7. When you're ready to create the node pool, click Create.
gcloud
You can create GPU node pools that run Confidential GKE Nodes on Spot VMs or by using flex-start with queued provisioning.
- Create a GPU node pool that runs Confidential GKE Nodes on Spot VMs:
  gcloud container node-pools create NODE_POOL_NAME \ --cluster=CLUSTER_NAME \ --confidential-node-type=tdx --location=LOCATION \ --node-locations=NODE_LOCATION1,NODE_LOCATION2,... \ --spot --accelerator=type=nvidia-h100-80gb,count=1,gpu-driver-version=DRIVER_VERSION \ --machine-type=a3-highgpu-1g
  Replace the following:
  - NODE_POOL_NAME: a name for your new node pool.
  - CLUSTER_NAME: the name of your existing cluster.
  - LOCATION: the location for your new node pool. The location must support using GPUs in Confidential GKE Nodes.
  - NODE_LOCATION1,NODE_LOCATION2,...: a comma-separated list of zones to run the nodes in. These zones must support using NVIDIA Confidential Computing. For more information, see View supported zones.
  - DRIVER_VERSION: the GPU driver version to install. Specify one of the following values:
  - default: install the default driver version for the node GKE version. Requires GKE version 1.33.3-gke.1392000 or later.
  - latest: install the latest driver version for the node GKE version. Requires GKE version 1.33.3-gke.1392000 or later.
  - disabled: skip automatic driver installation. If you specify this value, you must manually install a compatible GPU driver. Requires 1.32.2-gke.1297000 or later.
  Caution: if you specify default or latest, control plane version upgrades immediately trigger node re-creation in node pools that use Confidential GKE Nodes, regardless of active maintenance policies. Before you upgrade your control plane, ensure that your confidential GPU workloads are ready to handle potential disruptions.
- Create a GPU node pool that runs Confidential GKE Nodes by using flex-start with queued provisioning:
  gcloud container node-pools create NODE_POOL_NAME \ --cluster=CLUSTER_NAME \ --node-locations=NODE_LOCATION1,NODE_LOCATION2,... \ --machine-type=a3-highgpu-1g --confidential-node-type=tdx \ --location=LOCATION \ --flex-start --enable-queued-provisioning \ --enable-autoscaling --num-nodes=0 --total-max-nodes=TOTAL_MAX_NODES \ --location-policy=ANY --reservation-affinity=none --no-enable-autorepair \ --accelerator=type=nvidia-h100-80gb,count=1,gpu-driver-version=DRIVER_VERSION
  Replace TOTAL_MAX_NODES with the maximum number of nodes that the node pool can automatically scale to.
  
  For more information about the configuration options in flex-start with queued provisioning, see Run a large-scale workload with flex-start with queued provisioning.
To update your existing node pools to use the Intel TDX Confidential Computing technology, see Update an existing node pool.

Manually install GPU drivers that support Confidential GKE Nodes

If you didn't enable automatic driver installation when you created or updated your node pools, you must manually install a GPU driver that supports Confidential GKE Nodes.

This change requires recreating the nodes, which can cause disruption to your running workloads.

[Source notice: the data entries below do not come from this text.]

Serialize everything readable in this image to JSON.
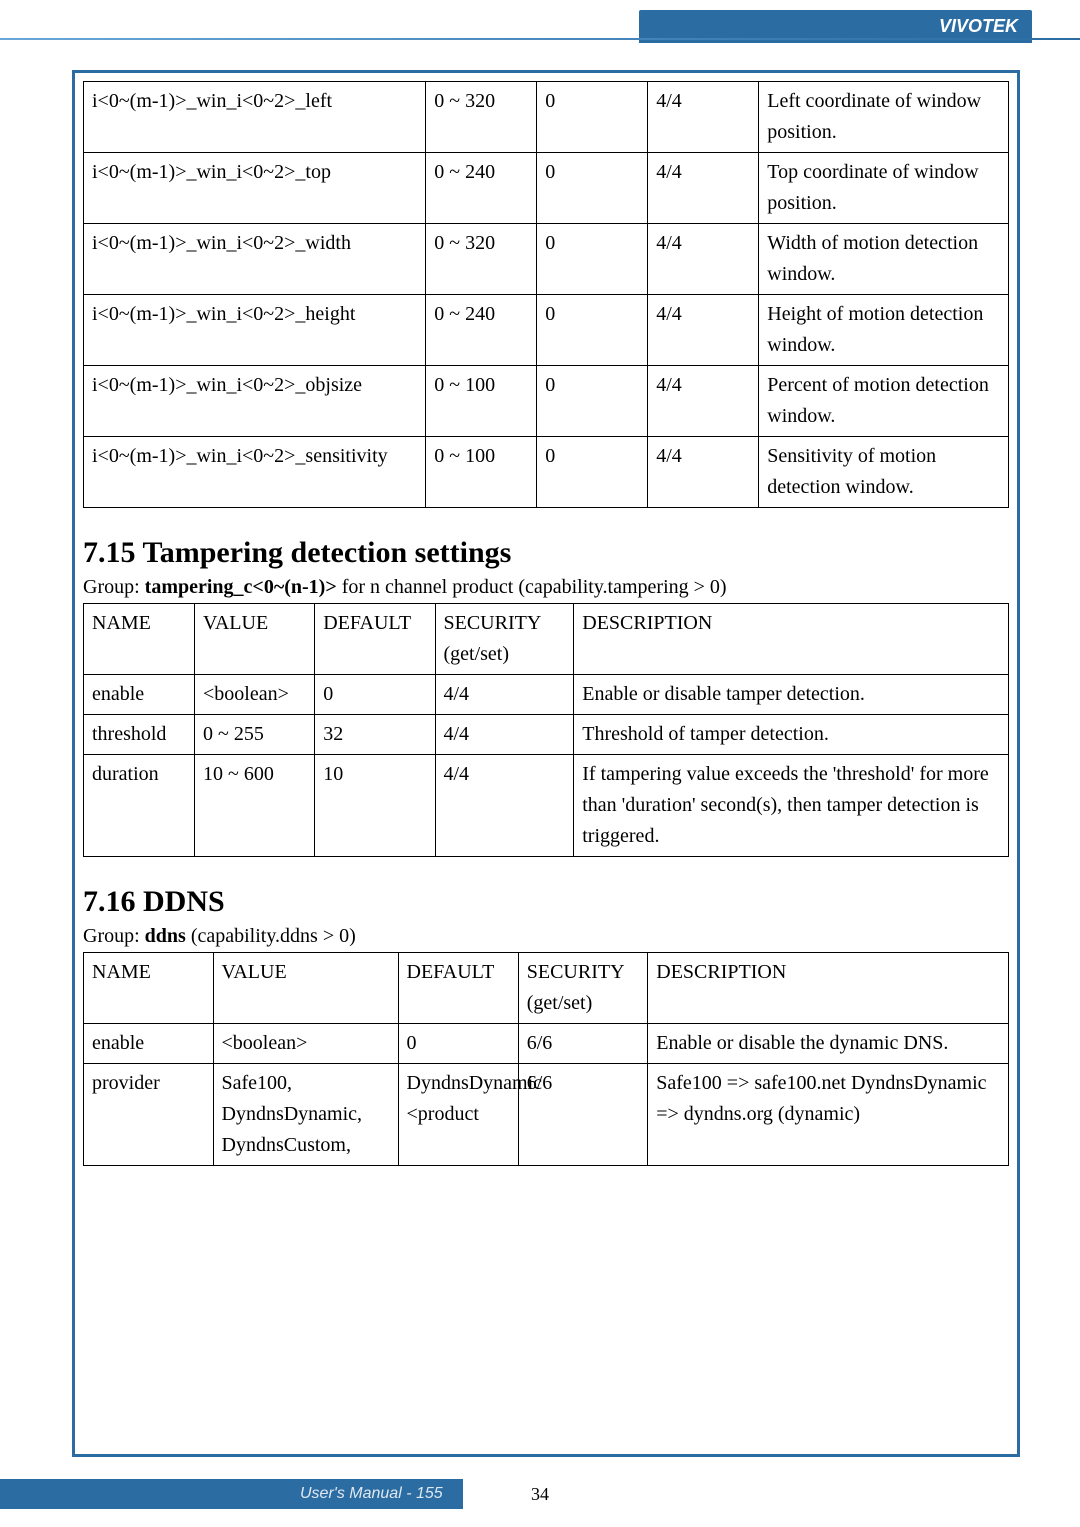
{
  "brand": "VIVOTEK",
  "table1": {
    "rows": [
      {
        "name": "i<0~(m-1)>_win_i<0~2>_left",
        "value": "0 ~ 320",
        "def": "0",
        "sec": "4/4",
        "desc": "Left coordinate of window position."
      },
      {
        "name": "i<0~(m-1)>_win_i<0~2>_top",
        "value": "0 ~ 240",
        "def": "0",
        "sec": "4/4",
        "desc": "Top coordinate of window position."
      },
      {
        "name": "i<0~(m-1)>_win_i<0~2>_width",
        "value": "0 ~ 320",
        "def": "0",
        "sec": "4/4",
        "desc": "Width of motion detection window."
      },
      {
        "name": "i<0~(m-1)>_win_i<0~2>_height",
        "value": "0 ~ 240",
        "def": "0",
        "sec": "4/4",
        "desc": "Height of motion detection window."
      },
      {
        "name": "i<0~(m-1)>_win_i<0~2>_objsize",
        "value": "0 ~ 100",
        "def": "0",
        "sec": "4/4",
        "desc": "Percent of motion detection window."
      },
      {
        "name": "i<0~(m-1)>_win_i<0~2>_sensitivity",
        "value": "0 ~ 100",
        "def": "0",
        "sec": "4/4",
        "desc": "Sensitivity of motion detection window."
      }
    ]
  },
  "sec715": {
    "heading": "7.15 Tampering detection settings",
    "group_prefix": "Group: ",
    "group_bold": "tampering_c<0~(n-1)>",
    "group_suffix": " for n channel product (capability.tampering > 0)",
    "headers": {
      "name": "NAME",
      "value": "VALUE",
      "def": "DEFAULT",
      "sec": "SECURITY (get/set)",
      "desc": "DESCRIPTION"
    },
    "rows": [
      {
        "name": "enable",
        "value": "<boolean>",
        "def": "0",
        "sec": "4/4",
        "desc": "Enable or disable tamper detection."
      },
      {
        "name": "threshold",
        "value": "0 ~ 255",
        "def": "32",
        "sec": "4/4",
        "desc": "Threshold of tamper detection."
      },
      {
        "name": "duration",
        "value": "10 ~ 600",
        "def": "10",
        "sec": "4/4",
        "desc": "If tampering value exceeds the 'threshold' for more than 'duration' second(s), then tamper detection is triggered."
      }
    ]
  },
  "sec716": {
    "heading": "7.16 DDNS",
    "group_prefix": "Group: ",
    "group_bold": "ddns",
    "group_suffix": " (capability.ddns > 0)",
    "headers": {
      "name": "NAME",
      "value": "VALUE",
      "def": "DEFAULT",
      "sec": "SECURITY (get/set)",
      "desc": "DESCRIPTION"
    },
    "rows": [
      {
        "name": "enable",
        "value": "<boolean>",
        "def": "0",
        "sec": "6/6",
        "desc": "Enable or disable the dynamic DNS."
      },
      {
        "name": "provider",
        "value": "Safe100, DyndnsDynamic, DyndnsCustom,",
        "def": "DyndnsDynamic <product",
        "sec": "6/6",
        "desc": "Safe100 => safe100.net DyndnsDynamic => dyndns.org (dynamic)"
      }
    ]
  },
  "footer": {
    "center": "34",
    "right": "User's Manual - 155"
  }
}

For details about this specific change, find the corresponding row in the manual changes that recreate the nodes using a node upgrade strategy without respecting maintenance policies table. To learn more about node updates, see Planning for node update disruptions.

For instructions, see the "COS" tab in Manually install NVIDIA GPU drivers.

Troubleshoot

For troubleshooting information, see Troubleshoot GPUs in GKE.